NON SOLO LIBRI e bibliografie, acuti e divertiti percorsi nel lessico, connessioni e differenze tra lingua e storia, neologismi, giochi a rimpiattino tra nomi propri e nomi comuni, ma anche gli echi di tutto un mondo malnoto ai più e incrostato, per i pochi, nelle pieghe della memoria. Il mondo dei linguisti, tra grammatiche e dizionari, dialetti e italiano "unico e nazionale", ritagli di giornale e congressi, polemiche e compromessi, certi sempre dello stretto rapporto tra la lingua e il tempo, o meglio la storia. Ecco, lo schedario folto e immancabile (ma quello di Folena pare che fosse solamente dentro la sua testa), sempre aperto a qualsiasi ipotesi e curiosità, le sale di consultazione negli eterni pomeriggi aduggianti, i fogliolini ricoperti
per dritto e rovescio di calligrafie minute, le pareti sommerse dagli scaffali.

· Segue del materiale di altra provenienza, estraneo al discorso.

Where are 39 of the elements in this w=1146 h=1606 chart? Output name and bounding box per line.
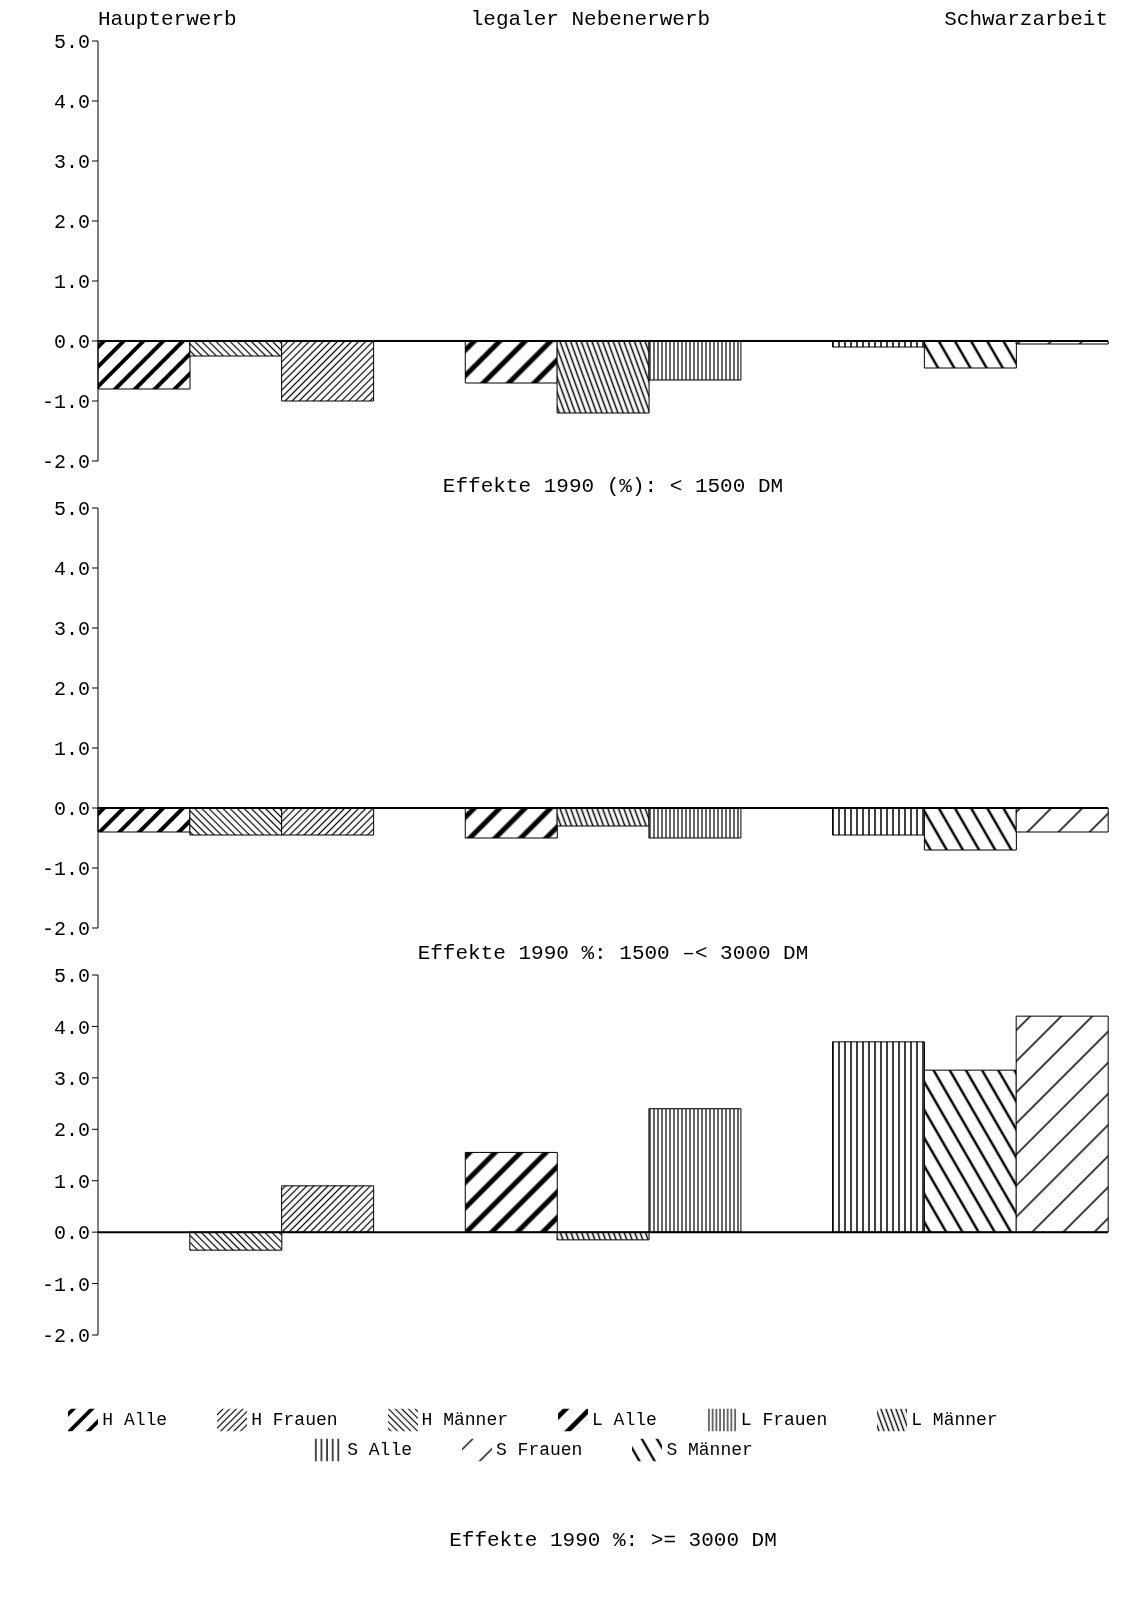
legend-label: H Männer (421, 1409, 508, 1430)
x-axis-title: Effekte 1990 (%): < 1500 DM (441, 475, 785, 498)
x-axis-title: Effekte 1990 %: >= 3000 DM (448, 1529, 778, 1552)
y-tick-label: 5.0 (53, 31, 90, 55)
legend-label: L Alle (592, 1409, 657, 1430)
y-tick-label: -2.0 (41, 451, 90, 475)
text: legaler Nebenerwerb (470, 8, 711, 31)
y-tick-label: -2.0 (41, 1325, 90, 1349)
text: Schwarzarbeit (944, 8, 1108, 31)
y-tick-label: 1.0 (53, 738, 90, 762)
legend-label: L Frauen (740, 1409, 828, 1430)
y-tick-label: 0.0 (53, 1222, 90, 1246)
y-tick-label: 1.0 (53, 1170, 90, 1194)
y-tick-label: 2.0 (53, 678, 90, 702)
y-tick-label: -1.0 (41, 1273, 90, 1297)
y-tick-label: 0.0 (53, 798, 90, 822)
y-tick-label: 3.0 (53, 618, 90, 642)
legend-label: S Alle (347, 1439, 412, 1460)
y-tick-label: 4.0 (53, 1016, 90, 1040)
y-tick-label: 5.0 (53, 965, 90, 989)
y-tick-label: 2.0 (53, 1119, 90, 1143)
y-tick-label: -2.0 (41, 918, 90, 942)
legend-label: S Frauen (495, 1439, 583, 1460)
y-tick-label: 4.0 (53, 91, 90, 115)
y-tick-label: 2.0 (53, 211, 90, 235)
y-tick-label: 0.0 (53, 331, 90, 355)
legend-label: S Männer (666, 1439, 753, 1460)
text: Haupterwerb (98, 8, 237, 31)
y-tick-label: -1.0 (41, 391, 90, 415)
y-tick-label: 3.0 (53, 151, 90, 175)
y-tick-label: 3.0 (53, 1067, 90, 1091)
legend-label: H Frauen (251, 1409, 338, 1430)
y-tick-label: 5.0 (53, 498, 90, 522)
legend-label: H Alle (102, 1409, 168, 1430)
y-tick-label: -1.0 (41, 858, 90, 882)
legend-label: L Männer (911, 1409, 998, 1430)
x-axis-title: Effekte 1990 %: 1500 –< 3000 DM (416, 942, 810, 965)
y-tick-label: 1.0 (53, 271, 90, 295)
y-tick-label: 4.0 (53, 558, 90, 582)
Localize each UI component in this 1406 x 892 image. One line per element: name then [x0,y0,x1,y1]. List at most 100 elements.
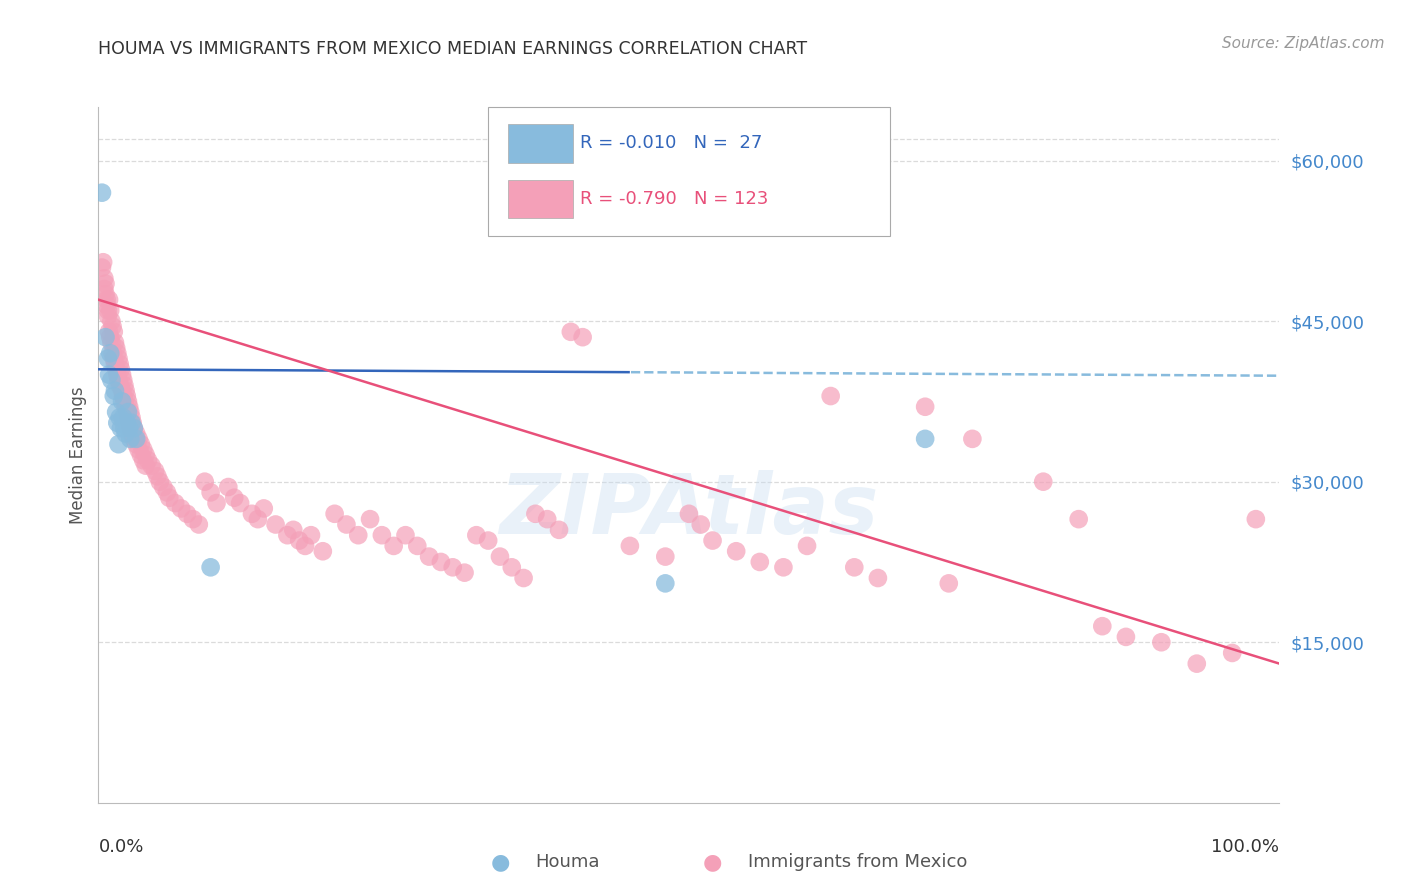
Point [101,346,124,360]
Point [91,255,114,269]
Point [101,319,124,334]
Point [96,293,118,307]
Text: 100.0%: 100.0% [1212,838,1279,855]
Point [121,416,143,430]
Point [1185,657,1208,671]
Point [132,453,155,467]
Point [156,485,179,500]
Point [512,571,534,585]
Point [276,528,298,542]
Text: ●: ● [491,852,509,872]
Y-axis label: Median Earnings: Median Earnings [69,386,87,524]
Point [121,416,143,430]
Point [97,309,120,323]
Point [205,496,228,510]
Point [112,421,135,435]
Point [619,539,641,553]
Point [866,571,889,585]
Point [100,335,122,350]
Point [107,437,129,451]
Point [98,368,121,382]
Point [98,330,121,344]
Point [121,426,143,441]
Point [108,357,131,371]
FancyBboxPatch shape [508,180,574,219]
Point [105,362,128,376]
Point [240,507,263,521]
Point [104,357,127,371]
Point [94,330,117,344]
Point [122,421,145,435]
Text: ZIPAtlas: ZIPAtlas [499,470,879,551]
Point [1150,635,1173,649]
Point [489,549,512,564]
Point [217,480,239,494]
Point [382,539,405,553]
Point [1244,512,1267,526]
Point [748,555,770,569]
Point [105,346,128,360]
Point [194,475,217,489]
Point [143,464,166,478]
Point [110,421,132,435]
Point [117,405,139,419]
Point [200,485,222,500]
Point [146,469,169,483]
Point [524,507,547,521]
Point [548,523,571,537]
Point [359,512,381,526]
Point [253,501,276,516]
Point [97,351,120,366]
Point [157,491,180,505]
Point [122,432,145,446]
Point [112,394,135,409]
Point [294,539,316,553]
Point [689,517,711,532]
Point [1220,646,1243,660]
Point [105,368,128,382]
Point [654,576,676,591]
Point [93,282,115,296]
Point [501,560,523,574]
Point [98,325,121,339]
Point [111,384,134,398]
Point [181,512,204,526]
Point [654,549,676,564]
Point [264,517,287,532]
Point [112,410,135,425]
Point [335,517,357,532]
Point [796,539,818,553]
Point [112,378,135,392]
Point [97,303,120,318]
Point [149,475,172,489]
Text: Source: ZipAtlas.com: Source: ZipAtlas.com [1222,36,1385,51]
Point [128,442,150,457]
Point [111,394,134,409]
Point [136,453,159,467]
Point [176,507,198,521]
Point [118,416,141,430]
Point [347,528,370,542]
Point [536,512,558,526]
Point [94,287,117,301]
Point [125,437,148,451]
Point [224,491,246,505]
Point [94,277,117,291]
Point [93,271,115,285]
Point [108,378,131,392]
Point [122,421,145,435]
Point [114,400,136,414]
Point [91,186,114,200]
Point [129,437,152,451]
FancyBboxPatch shape [488,107,890,235]
Point [371,528,394,542]
Point [103,351,125,366]
Point [560,325,582,339]
Point [125,432,148,446]
Point [283,523,305,537]
Point [115,416,138,430]
Point [725,544,748,558]
Point [914,432,936,446]
Point [115,389,138,403]
Point [477,533,499,548]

Ah, i nomi che rimandano ad altri nomi (Charles Bally, Alfredo Schiaffini, Bruno Terracini, Giovanni Nencioni e quanti ancora) e libri che si inseguono da una borsa alle tasche del cappotto, da una copertina frugale a una pagina ingiallita e postillata (ancora Folena che scivola dalla biblioteca di Giorgio Pasquali a quella, appunto, di Bruno Migliorini) e lettere a fiumi sempre scritte a mano con la stilografica, su carta intestata e talora sulla paginetta quadrettata di un quaderno di scuola. QUANTE IMMAGINI, quante sparse e invincibili memorie dietro le parole dei relatori. Quanti testi pronti a intrecciarsi con la smisurata opera di Migliorini. E tutto per dirci che la lingua è sempre movimento, in miracoloso equilibrio tra spinte contraddittorie, nel giro vertiginoso di lessicografie e vocabolari, regolarmente rivisitati e talora rifatti nelle etimologie. Bruno Migliorini stava tutto lì dentro, compulsando libri e schede, attendendo fino all'esaurimento delle forze a quella storia della lingua italiana che è l'opera di un vita. Una vita trascorsa tra i colori e le sfumature di uno sterminato paesaggio di parole, maneggiate e consumate nella voce e nella scrittura, capaci di contenere passioni e sentimenti, tic e idiosincrasie, storie personali e collettive. Insomma, la lingua come un grande atlante, capace di essere chiaro e misterioso ad un tempo, affascinante fino alla follia, con i continenti verbali e grammaticali tra mari lessicali e procellosi, in cui ancora oggi ci si avventura sulla solida barca della "Storia della lingua italiana" che Migliorini pubblicò per la prima volta nel 1960.